For many brands and retailers today, stores are a thing of the past, it seems. They want the passersby to step, not into an old-fashioned shop, but into a place referred to as an “experiential centre”, offering a sort of immersion into an enchanting world made up of a variety of products and services.
The staffers do not frown if the visitor does not buy a thing; they know the visitor is taking home an “experience” and may, inevitably, return. Pooja Barthwal is one such staffer at Fabindia ’s 10,000 sq feet experiential centre in the upmarket Vasant Kunj area of New Delhi.
Posted at the interior design studio, she helps visitors not just find furniture but also seek consultation on layouts, mapping, furniture customisation and colour coordination.
Barthwal, a trained interior designer, says she even visits customer’s homes and uses a software to virtually show the host how a certain piece of cabinet may look in their rooms, for a fee, of course. The place also has a café with organic menu, a wellness store with consultants, a free alteration studio and a kids’ play zone.
“The centres enable customers to engage with the brand in multiple ways, shifting from transactional retail to a more experiential and interactive one,” says Viney Singh, managing director, Fabindia. The ethnic clothing and handicrafts retailer now plans to turn a quarter of its retail space into such experiential centres, says Singh. Similarly, Taneira, Titan Company’s saris and crafts brand, is creating “experiences” at its stores. “The concept is of India under one roof and customers can get an authentic experience of the products without any glass or counters to hinder them. It’s a concept of self-service with the staff supporting the customer to understand the products,” says managing director Bhaskar Bhat, who retired on last month.

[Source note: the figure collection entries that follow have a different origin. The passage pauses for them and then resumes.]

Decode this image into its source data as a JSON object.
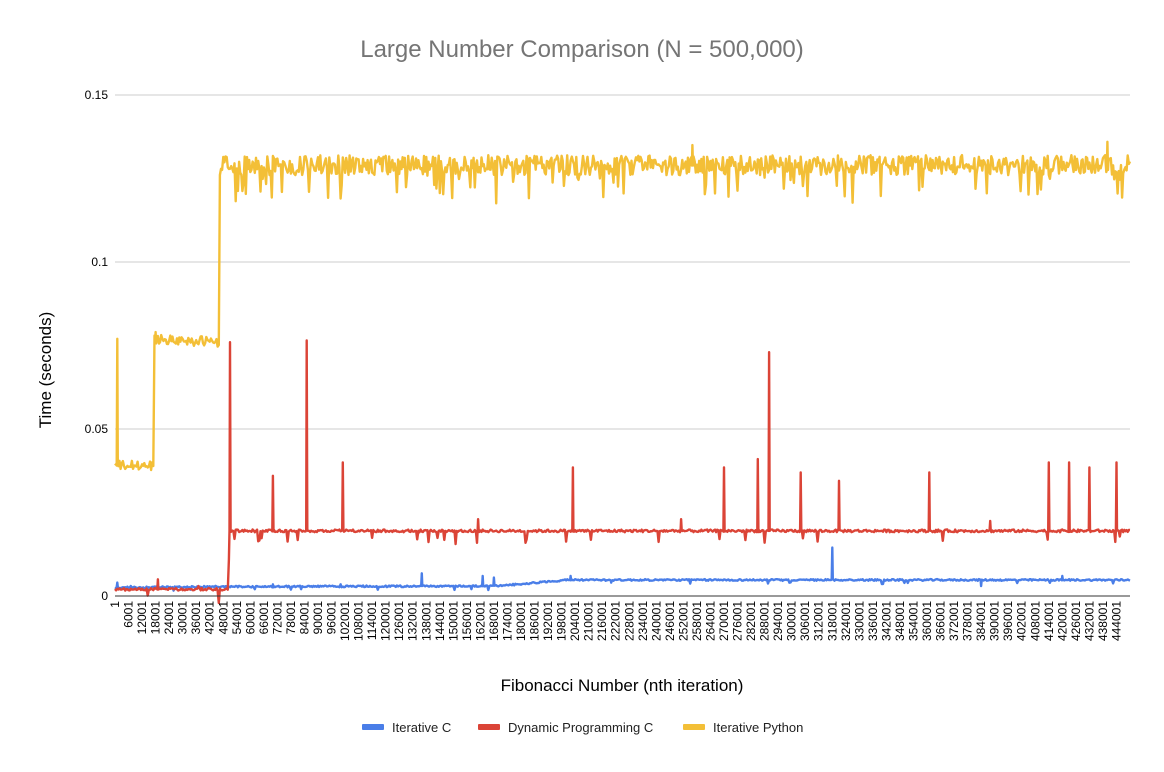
{
  "chart_data": {
    "type": "line",
    "title": "Large Number Comparison (N = 500,000)",
    "xlabel": "Fibonacci Number (nth iteration)",
    "ylabel": "Time (seconds)",
    "xlim": [
      1,
      450001
    ],
    "ylim": [
      0,
      0.15
    ],
    "y_ticks": [
      {
        "value": 0,
        "label": "0"
      },
      {
        "value": 0.05,
        "label": "0.05"
      },
      {
        "value": 0.1,
        "label": "0.1"
      },
      {
        "value": 0.15,
        "label": "0.15"
      }
    ],
    "x_tick_labels": [
      "1",
      "6001",
      "12001",
      "18001",
      "24001",
      "30001",
      "36001",
      "42001",
      "48001",
      "54001",
      "60001",
      "66001",
      "72001",
      "78001",
      "84001",
      "90001",
      "96001",
      "102001",
      "108001",
      "114001",
      "120001",
      "126001",
      "132001",
      "138001",
      "144001",
      "150001",
      "156001",
      "162001",
      "168001",
      "174001",
      "180001",
      "186001",
      "192001",
      "198001",
      "204001",
      "210001",
      "216001",
      "222001",
      "228001",
      "234001",
      "240001",
      "246001",
      "252001",
      "258001",
      "264001",
      "270001",
      "276001",
      "282001",
      "288001",
      "294001",
      "300001",
      "306001",
      "312001",
      "318001",
      "324001",
      "330001",
      "336001",
      "342001",
      "348001",
      "354001",
      "360001",
      "366001",
      "372001",
      "378001",
      "384001",
      "390001",
      "396001",
      "402001",
      "408001",
      "414001",
      "420001",
      "426001",
      "432001",
      "438001",
      "444001"
    ],
    "grid": true,
    "legend_position": "bottom",
    "series": [
      {
        "name": "Iterative C",
        "color": "#4a7ee8",
        "base_segments": [
          [
            1,
            0.0025
          ],
          [
            50000,
            0.0028
          ],
          [
            170000,
            0.003
          ],
          [
            200000,
            0.0048
          ],
          [
            450001,
            0.0048
          ]
        ],
        "spikes": [
          [
            1200,
            0.004
          ],
          [
            7000,
            0.003
          ],
          [
            70000,
            0.0035
          ],
          [
            100000,
            0.0035
          ],
          [
            136000,
            0.0068
          ],
          [
            163000,
            0.006
          ],
          [
            168000,
            0.0055
          ],
          [
            202000,
            0.006
          ],
          [
            212000,
            0.005
          ],
          [
            220000,
            0.004
          ],
          [
            318000,
            0.0145
          ],
          [
            384000,
            0.003
          ],
          [
            420000,
            0.006
          ]
        ]
      },
      {
        "name": "Dynamic Programming C",
        "color": "#db4437",
        "base_segments": [
          [
            1,
            0.002
          ],
          [
            50000,
            0.002
          ],
          [
            51000,
            0.0195
          ],
          [
            450001,
            0.0195
          ]
        ],
        "spikes": [
          [
            19000,
            0.005
          ],
          [
            37000,
            0.003
          ],
          [
            51000,
            0.076
          ],
          [
            70000,
            0.036
          ],
          [
            85000,
            0.0765
          ],
          [
            101000,
            0.04
          ],
          [
            161000,
            0.023
          ],
          [
            203000,
            0.0385
          ],
          [
            251000,
            0.023
          ],
          [
            270000,
            0.0385
          ],
          [
            285000,
            0.041
          ],
          [
            290000,
            0.073
          ],
          [
            304000,
            0.037
          ],
          [
            321000,
            0.0345
          ],
          [
            361000,
            0.037
          ],
          [
            388000,
            0.0225
          ],
          [
            414000,
            0.04
          ],
          [
            423000,
            0.04
          ],
          [
            432000,
            0.0385
          ],
          [
            444000,
            0.04
          ]
        ]
      },
      {
        "name": "Iterative Python",
        "color": "#f3bf37",
        "base_segments": [
          [
            1,
            0.039
          ],
          [
            17000,
            0.039
          ],
          [
            17500,
            0.077
          ],
          [
            46000,
            0.076
          ],
          [
            46500,
            0.129
          ],
          [
            450001,
            0.129
          ]
        ],
        "spikes": [
          [
            1000,
            0.077
          ],
          [
            18000,
            0.079
          ],
          [
            256000,
            0.135
          ],
          [
            440000,
            0.136
          ]
        ]
      }
    ]
  }
}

Such immersive zones have also become vital for online retailers whose customers long to size up, touch and even try the products before adding them to the cart. For innerwear brand Zivame , which went from online to brick-and-mortar in 2017, the experience studios aim to help women find the right fit and also try services such as recommendations based on body profiles. “The studios allow us to not only offer the customer a touch-and-feel experience but also to serve her in real time,” says chief executive Amisha Jain. Meanwhile, Sang, a make-up artist at cosmetics brand Nykaa’s Luxe centre at The Chanakya shopping centre in New Delhi, has his hands full. He says there is a lot of demand for makeovers from visitors. He then offers some tips: “Natural tones and glows are the trend of this season.” “Make-up is a tactile touch and feel category and the physical presence of beauty advisors has helped in building the brand. While we leverage our online database and app to understand our customers, the experiential aspect at stores, which offer make-up stations, domes and zones, help enhance the customer experience,” says Anchit Nayar, CEO-retail, Nykaa.
CEO-retail, Nykaa. Shilpa Sharma, cofounder and head of products curation at online handicrafts brand Jaypore, explains it further. “For apparel brands, an experience centre provides more visual display space while for online players, the customers can experience, see, touch and feel the products, sometimes with the help of technology, rather than perhaps actually buy them and take them home.” Though none of the apparel retailers in India appear to follow the “guideshop” model of Walmart’s online menswear brand Bonobos, online furniture retailer Pepperfry is doing just that and not getting into the business of directly selling to customers. Its furniture studios are zones for visitors to interact with staffers who are architects and interior designers.
We have deployed large screens and augmented reality for product displays. Visitors can also scan the QR codes on the furniture and place them in online carts. However, there is no fulfilment since they cannot take the products home from the studio,” says chief operating officer Ashish Shah. The studios also host stand-up comedy sessions and culinary workshops to pull in more visitors. Though it is not yet clear what the returns on investment are on such experiential zones for the retailers, customers can continue to enjoy the no-pressure shopping experience.